Quand il rouvrit les yeux, il remarqua que l’assemblée avait bougé, on déposait les fleurs. Il n’était pas le dernier cette fois, il déposa chrysanthèmes et lys. Il hésita pour le bouquet étrange, mais il ne voulait pas faire attendre la personne derrière lui, alors il le posa rapidement auprès d’Élise. Il regarda distraitement pour regarder qui le suivait. Et sursauta quand il ne vit personne.


Cette fois, ce n’était plus possible, il y avait eu quelqu’un ! Il marcha résolument vers le léger sommet de la bute, il tourna sur lui-même, observa attentivement les buissons de persistants, les cyprès, les rangées de pierres, les allées, les monuments.


Tristan s’approcha pour lui faire signe de rentrer et il s’apprêta à le suivre, quand d’un dernier regard, il vit la femme voilée ! Encore elle ! Mais que voulait-elle à la fin ? Il partit aussitôt à sa poursuite, « Pars sans moi, j’arriverais plus tard ! », il regarda à peine son ami, il ne voulait surtout pas la perdre de vue cette fois. Il courut à perdre haleine, mais comme porté, les tombes défilaient, les allées, les arbres, les bouquets flétris… Elle marchait vers la sortie Est apparemment, il allait la rattraper tout de suite, les chemins étaient perpendiculaires…


Rien. Non ! Pas question, il avait dû se tromper, être trompé par un buisson ou un caveau familial. A droite ? A gauche ? A gauche ! Il reprit sa course… Et s’arrêta en songeant qu’il s’éloignait de l’endroit où il l’avait vue. Il bifurqua dans une allée parallèle, prit appui sur un monument pour voir un peu plus loin, scrutant toutes les directions. Là ! Elle allait bien vers la porte des bas quartiers ! Il reprit son élan, se cogna, faillit tomber en voulant prendre un raccourci à travers les tombes, se rattrapa, et se remit à avancer résolument en pestant contre la douleur. Encore elle ! A trente mètres tout au plus ! « Madame ! Je vous en prie, attendez ! »
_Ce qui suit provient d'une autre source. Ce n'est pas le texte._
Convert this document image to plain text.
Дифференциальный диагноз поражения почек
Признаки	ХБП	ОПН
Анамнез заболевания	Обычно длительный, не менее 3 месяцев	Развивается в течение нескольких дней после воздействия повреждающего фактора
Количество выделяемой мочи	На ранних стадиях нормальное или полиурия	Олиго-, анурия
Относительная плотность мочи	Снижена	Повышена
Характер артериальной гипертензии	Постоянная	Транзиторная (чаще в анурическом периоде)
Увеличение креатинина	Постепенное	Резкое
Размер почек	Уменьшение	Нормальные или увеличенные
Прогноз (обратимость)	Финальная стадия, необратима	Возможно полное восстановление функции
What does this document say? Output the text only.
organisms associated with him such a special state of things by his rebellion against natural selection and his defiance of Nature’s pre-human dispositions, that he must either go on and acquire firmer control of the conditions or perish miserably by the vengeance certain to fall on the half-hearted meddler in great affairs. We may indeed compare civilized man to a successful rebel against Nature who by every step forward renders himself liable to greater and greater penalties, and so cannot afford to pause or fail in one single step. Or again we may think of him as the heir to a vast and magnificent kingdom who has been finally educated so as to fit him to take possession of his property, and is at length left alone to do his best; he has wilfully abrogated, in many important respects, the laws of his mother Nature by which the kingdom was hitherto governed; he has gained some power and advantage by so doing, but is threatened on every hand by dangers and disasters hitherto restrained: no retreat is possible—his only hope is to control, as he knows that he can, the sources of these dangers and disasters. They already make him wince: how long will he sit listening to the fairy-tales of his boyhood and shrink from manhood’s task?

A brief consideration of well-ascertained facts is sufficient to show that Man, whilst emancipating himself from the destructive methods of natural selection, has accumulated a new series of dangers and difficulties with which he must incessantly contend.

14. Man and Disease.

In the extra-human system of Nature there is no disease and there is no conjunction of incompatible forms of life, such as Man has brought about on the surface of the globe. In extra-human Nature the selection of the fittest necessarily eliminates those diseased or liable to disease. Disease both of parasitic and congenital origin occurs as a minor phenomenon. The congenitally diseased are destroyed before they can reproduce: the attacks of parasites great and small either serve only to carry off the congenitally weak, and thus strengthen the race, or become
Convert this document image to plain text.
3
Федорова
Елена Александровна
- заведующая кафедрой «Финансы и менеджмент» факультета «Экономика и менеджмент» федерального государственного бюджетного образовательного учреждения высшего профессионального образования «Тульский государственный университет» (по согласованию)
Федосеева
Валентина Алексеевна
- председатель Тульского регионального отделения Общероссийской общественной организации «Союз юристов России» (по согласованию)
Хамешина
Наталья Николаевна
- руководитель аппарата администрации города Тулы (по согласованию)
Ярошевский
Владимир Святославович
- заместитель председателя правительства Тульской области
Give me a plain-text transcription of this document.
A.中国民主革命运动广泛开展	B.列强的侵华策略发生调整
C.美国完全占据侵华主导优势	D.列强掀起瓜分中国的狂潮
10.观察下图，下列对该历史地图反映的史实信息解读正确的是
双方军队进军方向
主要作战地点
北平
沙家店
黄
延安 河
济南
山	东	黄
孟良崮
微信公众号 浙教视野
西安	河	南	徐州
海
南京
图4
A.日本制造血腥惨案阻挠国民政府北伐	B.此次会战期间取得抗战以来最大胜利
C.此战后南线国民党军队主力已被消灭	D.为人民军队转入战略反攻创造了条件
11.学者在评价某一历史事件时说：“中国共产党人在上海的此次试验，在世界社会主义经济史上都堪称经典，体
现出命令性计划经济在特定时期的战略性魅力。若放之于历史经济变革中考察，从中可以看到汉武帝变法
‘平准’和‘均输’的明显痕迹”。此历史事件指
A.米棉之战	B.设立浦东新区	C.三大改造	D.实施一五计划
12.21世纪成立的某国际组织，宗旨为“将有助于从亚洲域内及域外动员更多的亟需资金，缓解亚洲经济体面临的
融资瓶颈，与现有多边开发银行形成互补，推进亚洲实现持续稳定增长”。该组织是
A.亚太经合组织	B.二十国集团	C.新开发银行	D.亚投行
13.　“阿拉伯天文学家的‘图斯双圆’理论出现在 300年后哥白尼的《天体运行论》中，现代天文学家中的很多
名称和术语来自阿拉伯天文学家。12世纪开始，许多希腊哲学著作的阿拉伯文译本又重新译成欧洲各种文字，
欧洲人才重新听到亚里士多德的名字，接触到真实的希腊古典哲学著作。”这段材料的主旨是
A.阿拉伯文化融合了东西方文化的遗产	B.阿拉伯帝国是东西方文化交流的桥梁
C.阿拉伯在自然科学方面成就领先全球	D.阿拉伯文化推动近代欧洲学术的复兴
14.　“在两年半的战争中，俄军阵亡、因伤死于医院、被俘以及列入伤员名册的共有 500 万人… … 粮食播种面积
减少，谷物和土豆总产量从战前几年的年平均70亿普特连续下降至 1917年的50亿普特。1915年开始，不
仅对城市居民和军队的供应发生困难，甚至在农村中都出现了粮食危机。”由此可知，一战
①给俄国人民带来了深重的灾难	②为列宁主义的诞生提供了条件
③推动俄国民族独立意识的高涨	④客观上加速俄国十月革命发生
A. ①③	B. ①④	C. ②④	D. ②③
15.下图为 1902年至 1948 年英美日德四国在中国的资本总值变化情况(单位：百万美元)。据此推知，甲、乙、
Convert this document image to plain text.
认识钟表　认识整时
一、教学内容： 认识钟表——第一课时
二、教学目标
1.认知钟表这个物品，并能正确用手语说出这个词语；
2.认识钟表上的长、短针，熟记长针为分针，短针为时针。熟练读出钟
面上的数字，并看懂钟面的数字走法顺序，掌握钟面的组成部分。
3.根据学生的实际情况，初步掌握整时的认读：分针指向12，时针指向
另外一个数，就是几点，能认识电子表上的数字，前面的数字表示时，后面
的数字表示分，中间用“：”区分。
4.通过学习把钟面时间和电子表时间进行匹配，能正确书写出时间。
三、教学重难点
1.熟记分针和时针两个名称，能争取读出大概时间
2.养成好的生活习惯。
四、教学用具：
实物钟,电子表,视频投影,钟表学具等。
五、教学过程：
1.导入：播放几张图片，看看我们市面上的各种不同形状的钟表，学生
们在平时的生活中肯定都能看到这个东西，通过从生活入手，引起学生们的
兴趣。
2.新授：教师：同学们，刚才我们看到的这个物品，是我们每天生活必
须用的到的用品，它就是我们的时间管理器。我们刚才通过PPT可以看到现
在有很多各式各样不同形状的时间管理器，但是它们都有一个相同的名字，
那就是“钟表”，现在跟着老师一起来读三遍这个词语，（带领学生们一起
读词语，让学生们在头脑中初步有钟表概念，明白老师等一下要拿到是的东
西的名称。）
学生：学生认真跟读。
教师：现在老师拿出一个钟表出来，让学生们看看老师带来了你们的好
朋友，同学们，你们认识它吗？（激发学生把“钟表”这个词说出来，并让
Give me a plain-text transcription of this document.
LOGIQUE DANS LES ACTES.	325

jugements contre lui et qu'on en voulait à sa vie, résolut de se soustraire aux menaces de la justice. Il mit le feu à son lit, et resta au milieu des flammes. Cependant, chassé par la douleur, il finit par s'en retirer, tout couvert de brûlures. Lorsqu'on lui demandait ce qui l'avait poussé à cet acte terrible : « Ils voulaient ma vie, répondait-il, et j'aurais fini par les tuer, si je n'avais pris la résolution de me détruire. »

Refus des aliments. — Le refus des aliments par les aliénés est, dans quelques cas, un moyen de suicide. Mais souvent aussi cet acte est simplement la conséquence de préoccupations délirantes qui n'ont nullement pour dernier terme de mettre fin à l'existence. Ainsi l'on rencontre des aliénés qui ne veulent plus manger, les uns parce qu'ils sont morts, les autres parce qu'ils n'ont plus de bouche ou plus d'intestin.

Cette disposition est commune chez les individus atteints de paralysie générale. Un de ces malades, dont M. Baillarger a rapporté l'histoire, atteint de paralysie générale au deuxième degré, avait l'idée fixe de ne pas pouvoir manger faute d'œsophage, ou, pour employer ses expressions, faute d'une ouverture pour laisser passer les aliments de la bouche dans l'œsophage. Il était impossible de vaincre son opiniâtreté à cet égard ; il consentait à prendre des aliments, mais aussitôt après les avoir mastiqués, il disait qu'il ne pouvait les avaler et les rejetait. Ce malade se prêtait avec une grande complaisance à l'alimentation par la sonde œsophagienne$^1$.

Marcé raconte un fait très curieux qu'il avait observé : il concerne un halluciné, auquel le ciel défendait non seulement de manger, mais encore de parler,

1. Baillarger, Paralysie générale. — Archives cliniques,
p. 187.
Elle n’avait pas entendu ou ne voulait pas s’arrêter. Elle allait arriver à la rue, il n’avait plus de temps à perdre, il ravala l’élan dans sa jambe et courut de nouveau. Vent de face, la pluie qui tombait à nouveau fort, lutter contre le souffle qui s’engouffrait dans ses vêtements lourds, elle était à la grille « Madame ! Arrêtez ! »
Et poursuivait dans la rue. Le souffle court, tenant dans son poing son feutre trempé, Jean cherchait à retrouver sa trace. Quelque pas en avant. Rue pavée et glissante. A gauche ? On allait vers les usines, grande allée déserte. A droite ? Grande rue vide vers le centre. Où était-elle ? Elle n’avait pu aller bien loin ! Il avança de quelques pas, continuant de regarder de partout. Il décida d’examiner rapidement les différentes ruelles devant, peut être que l’une d’elle… ?


Bâtiments décrépis, d’une uniformité menaçante. Les allées et ruelles menaient essentiellement à des cours intérieures mal famée et mal éclairées. La nuit commençait à tomber, elle avait disparu. Mais Jean refusait de se résigner, il continuait de prendre connaissance des lieux, avançant dans la pénombre, atteignant en fin de compte le bord d’un des canaux de Liberté. Il ne savait pas exactement quel chemin il avait pris pour arriver là… La pluie avait presque cessé, se fondant en une bruine agaçante. Une rue un peu mieux entretenue. Il se résolut à l’emprunter, peut être trouverait-il un fiacre ? Des lampadaires éclairaient ce chemin à intervalle régulier et plutôt rassurant. Froid.


Mais sa frustration de n’avoir pu rattraper la femme voilée était bien plus grande que la gêne occasionnée par le fait de ne plus sentir ni ses orteils, ni ses mains, ni même l’essentiel de son visage. Il n’était plus très sûr de son jugement et se voyait déjà victime d’hallucinations…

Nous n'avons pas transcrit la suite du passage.